This work is the distribution of 16 Staples-bought plastic no smoking signs in the galleries of the Whitney Museum. It cost $30 to make. I generally think of the Whitney Biennial (any biennial) as a huge collective exercise, where the co-existence of artists and the dialogue between works is and should be key, but isn’t always that easy in the cubicle environment where so much is at stake.
I wanted to make something that could take the collective tension out of the air by negotiating a place with the other pieces there. The actual placement of each sign came from engaging with the other artists, who had a say in where the sign would appear in relation to their works. Some people didn’t like having the work near theirs, in which case it wouldn’t be hung, and others put it right in the middle of their works.
Dave Muller’s reaction, perhaps the most productive, was to make a drawing of the sign and incorporate it into his wall-based palindrome piece. He initially offered this drawing to me as a gift, and on his inventory it is listed as being in my ‘collection’. But now he says a collector bought his whole installation, my drawing and my sign included, so I guess we will need to figure that out.
It has been mentioned to me that No Smoking is a form of Institutional Critique, and I agree that there may be an element of that, but only insofar as the issues summoned here reproduce a reality in the city at large. I don’t really care that much about the institution itself—more about it as a carrier for bigger messages. I think the works’ validity is in its reflection on authority, and on the acceptance of authority as it is manifested in New York City, the US and all over the world by our generation right now.

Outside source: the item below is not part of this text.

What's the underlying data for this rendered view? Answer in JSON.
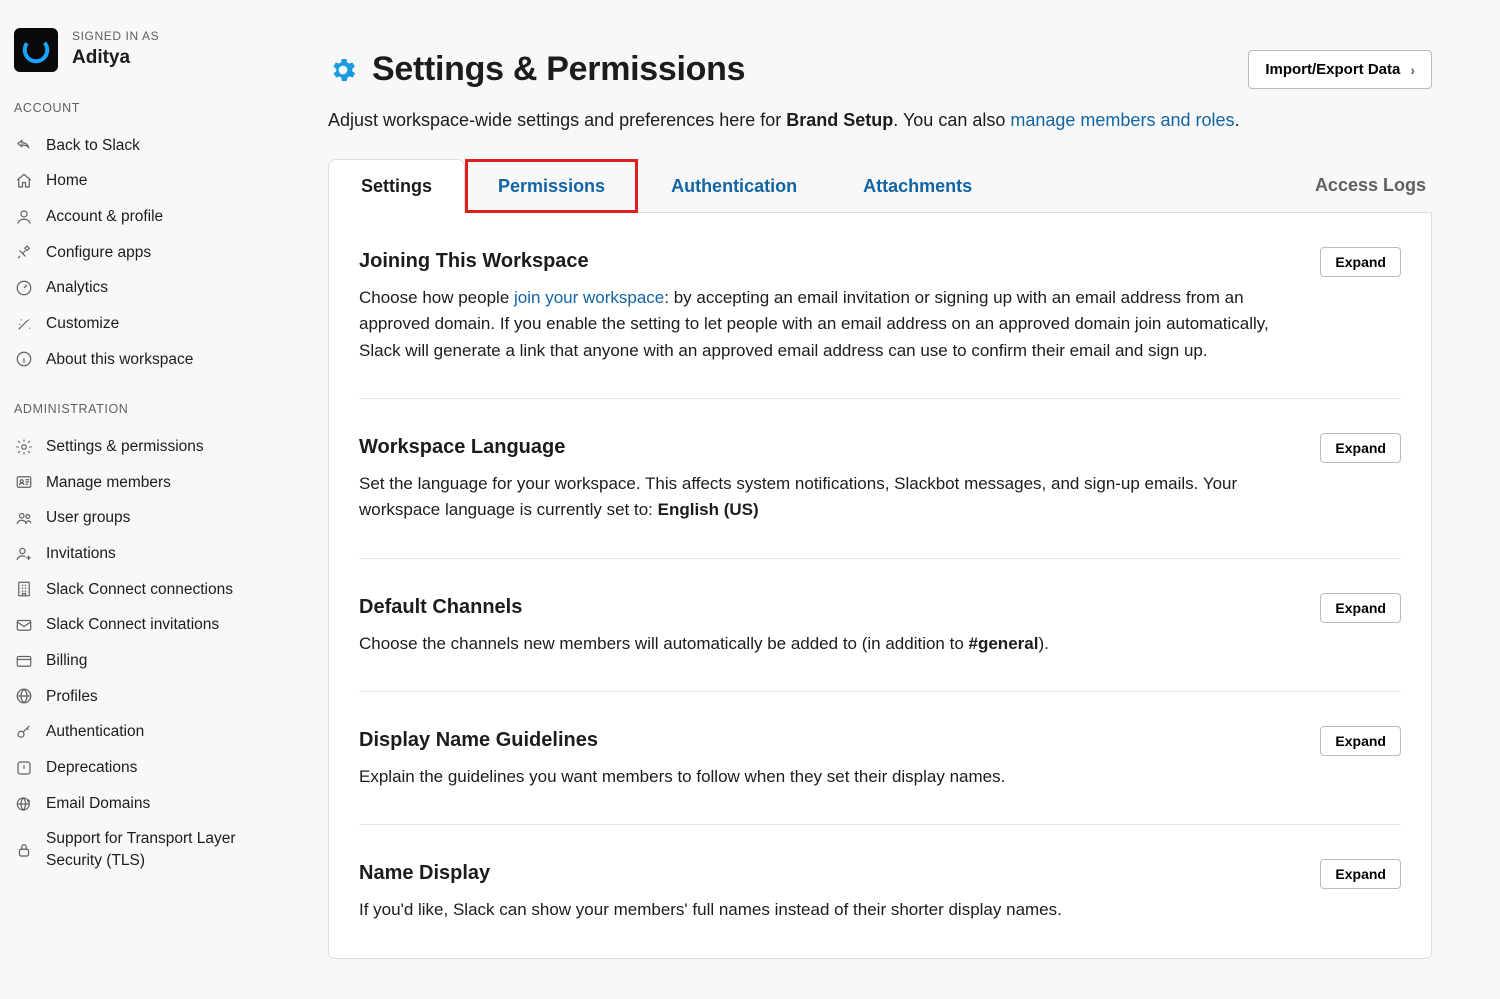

If anything, this is a nostalgic nod to the bohemian and perhaps more indulgent and frivolous cultures of the past. But I may be wrong about that. In any case, having lived in NYC for 15 years, I have noticed how prohibitive regulations are quietly instilled and neutralized, made almost positive or transparent.
The fact that almost no one seems to even notice this work shows how comfortable we have become in being told what not to do, even in the most absurd conditions.